После длительного размышления Эшенден решил, что не станет Кейпору навязываться, а подождет, пока тот захочет познакомиться с ним сам. Раз от Кейпора требуют результатов, знакомство с англичанином из Цензурного ведомства может его заинтересовать. На случай такого разговора у Эшендена была припасена информация, не имеющая для Германии и ее союзников абсолютно никакой ценности. С вымышленным именем и поддельным паспортом бояться, что Кейпор заподозрит в нем британского агента, не приходилось.
Ждать Эшендену долго не пришлось. На следующий день он сидел у входа в гостиницу с чашкой кофе и уже начинал дремать после плотного Mittagessen,[31] когда из столовой вышел Кейпор с женой. Миссис Кейпор пошла наверх, а Кейпор спустил собаку с поводка, и бультерьер, радостно урча, бросился к Эшендену.
— Ко мне, Фриц! — крикнул Кейпор и, обращаясь Эшендену, сказал: — Простите, но он не укусит.
— Конечно.
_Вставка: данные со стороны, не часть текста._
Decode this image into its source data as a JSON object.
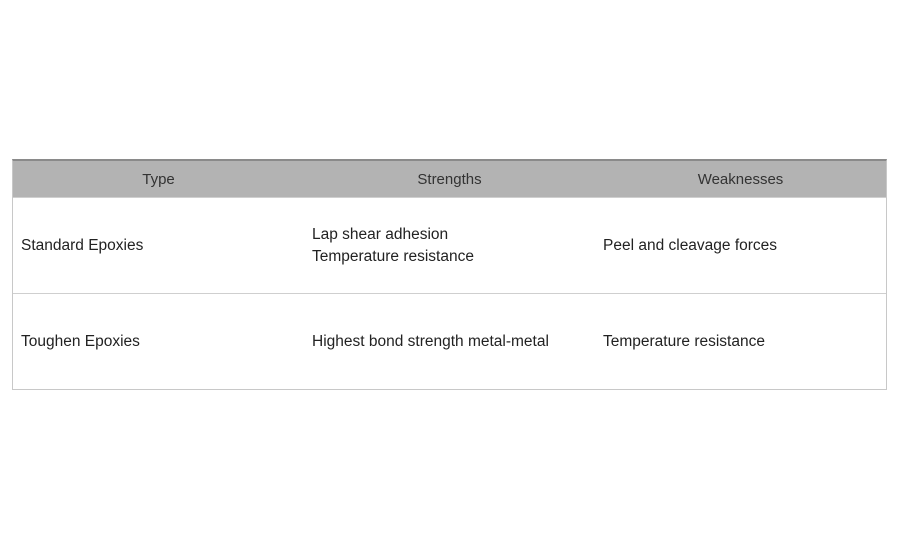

Хороший пес, сразу видно.
Кейпор остановился в дверях:
— Это бультерьер. На континенте их не часто встретишь. — Он окинул Эшендена оценивающим взглядом, затем подозвал служанку: — Один кофе, пожалуйста, фрейлейн. Вы только что приехали?
— Да, вчера.
— В самом деле? Почему ж я вчера вечером не видел вас в столовой? Надолго сюда?
— Пока не знаю. Я болел и приехал подлечиться.
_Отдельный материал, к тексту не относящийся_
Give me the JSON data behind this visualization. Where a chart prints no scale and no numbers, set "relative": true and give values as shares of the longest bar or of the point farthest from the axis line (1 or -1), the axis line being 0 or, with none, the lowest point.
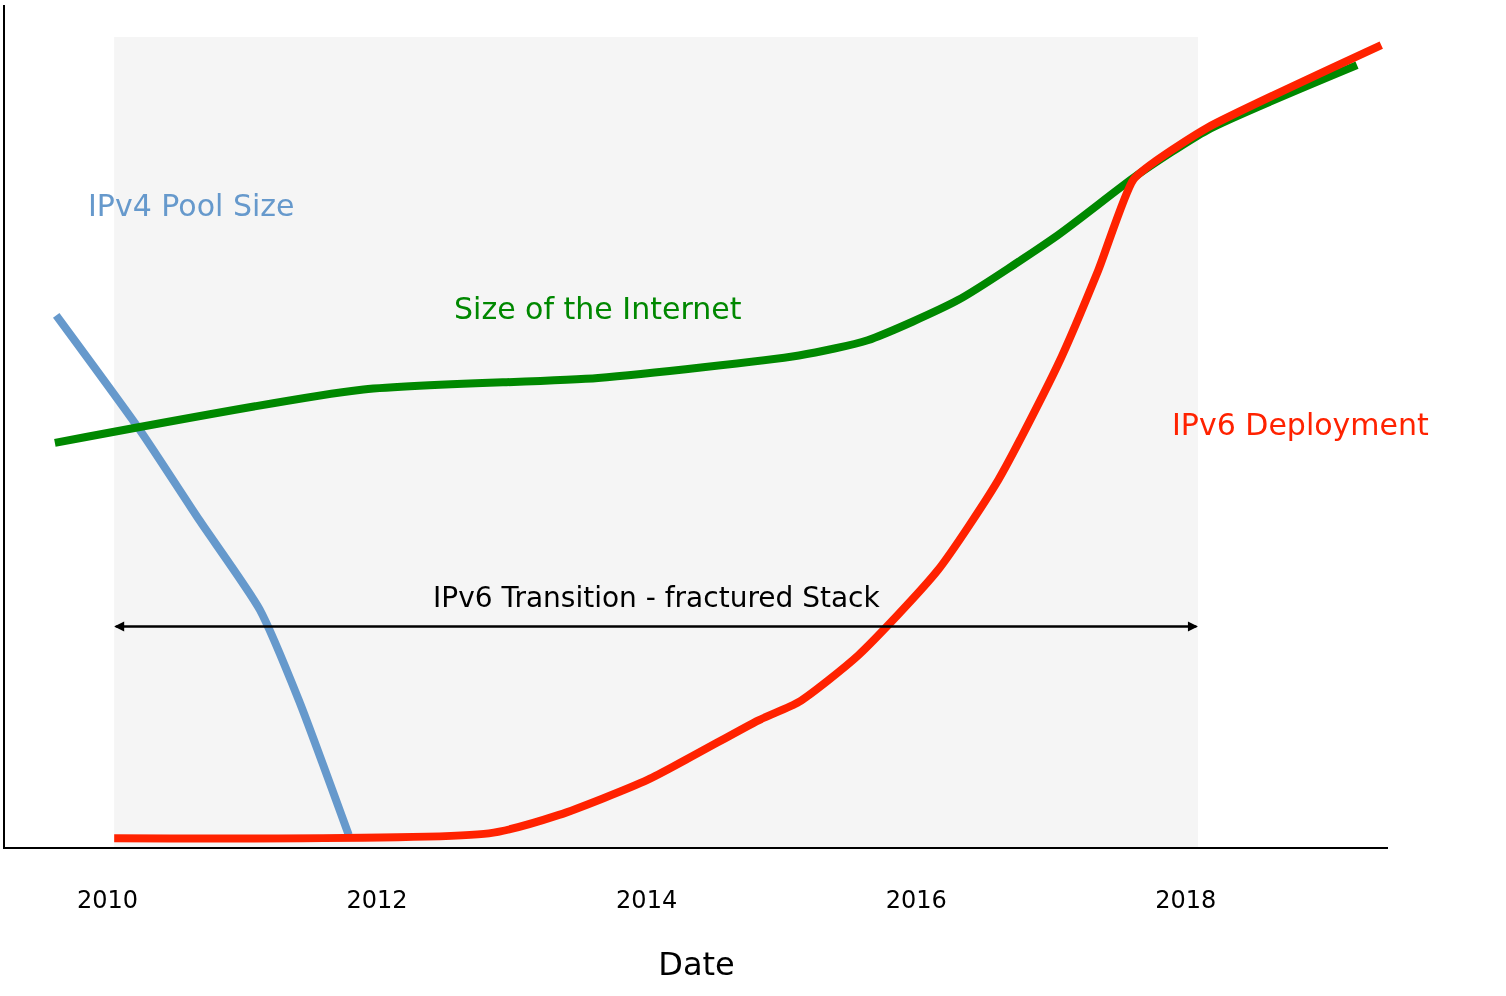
{
  "chart_data": {
    "type": "line",
    "relative": true,
    "xlabel": "Date",
    "xlim": [
      2009.24,
      2019.5
    ],
    "xticks": [
      2010,
      2012,
      2014,
      2016,
      2018
    ],
    "grid": false,
    "legend": false,
    "line_style": "solid",
    "marker": "none",
    "bands": [
      {
        "axis": "x",
        "from": 2010.05,
        "to": 2018.09,
        "label": "IPv6 Transition - fractured Stack",
        "color": "#f5f5f5"
      }
    ],
    "series": [
      {
        "name": "IPv4 Pool Size",
        "color": "#6699cc",
        "x": [
          2009.62,
          2010.24,
          2010.68,
          2011.13,
          2011.42,
          2011.79
        ],
        "values": [
          0.663,
          0.52,
          0.408,
          0.296,
          0.183,
          0.015
        ]
      },
      {
        "name": "Size of the Internet",
        "color": "#008800",
        "x": [
          2009.61,
          2011.87,
          2013.64,
          2015.13,
          2015.64,
          2016.31,
          2017.05,
          2017.64,
          2018.16,
          2019.27
        ],
        "values": [
          0.504,
          0.57,
          0.585,
          0.613,
          0.632,
          0.682,
          0.763,
          0.838,
          0.894,
          0.975
        ]
      },
      {
        "name": "IPv6 Deployment",
        "color": "#ff2200",
        "x": [
          2010.05,
          2012.83,
          2013.35,
          2014.01,
          2014.83,
          2015.13,
          2015.57,
          2016.16,
          2016.61,
          2017.05,
          2017.35,
          2017.61,
          2017.79,
          2018.16,
          2019.45
        ],
        "values": [
          0.011,
          0.017,
          0.04,
          0.084,
          0.158,
          0.181,
          0.239,
          0.345,
          0.458,
          0.601,
          0.719,
          0.832,
          0.857,
          0.897,
          1.0
        ]
      }
    ]
  }
}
Служанка принесла Кейпору кофе и, увидев, что тот разговаривает с Эшенденом, поставила чашку на его столик. Кейпор натянуто улыбнулся:
— Не хочу вам навязываться. Не знаю, с какой это стати она поставила кофе на ваш стол.
— Пустяки, присаживайтесь.
— Вы очень любезны. Я уже давно на континенте и вечно забываю, что мои соотечественники терпеть не могут, когда с ними заговаривают незнакомые люди. Кстати, вы англичанин или американец?
— Англичанин, — ответил Эшенден.
По природе он был человеком очень застенчивым и, не сумев справиться с этим неподобающим его возрасту недостатком, научился тем не менее использовать его в своих интересах. Вот и теперь запинающимся голосом, со стеснительной улыбкой он изложил Кейпору те факты своей биографии, которые накануне сообщил хозяйке гостиницы и которыми, он нисколько в этом не сомневался, она уже успела поделиться с Кейпором.
— В таком случае вы совершенно правильно сделали, что выбрали Люцерн. Лучшего места, чтобы восстановить здоровье, не придумаешь. Ведь это оазис мира в охваченной лихорадкой войны Европе. Когда живешь в Люцерне, то даже не верится, что где-то совсем рядом идет война. Поэтому я сюда и приехал. Я ведь по профессии журналист.
— Я сразу подумал, что вы, должно быть, пишете, — сказал Эшенден, не забыв изобразить на лице робкую улыбку.
Не в конторе же по перевозке грузов он научился выражениям типа «оазис мира в охваченной лихорадкой войны Европе»!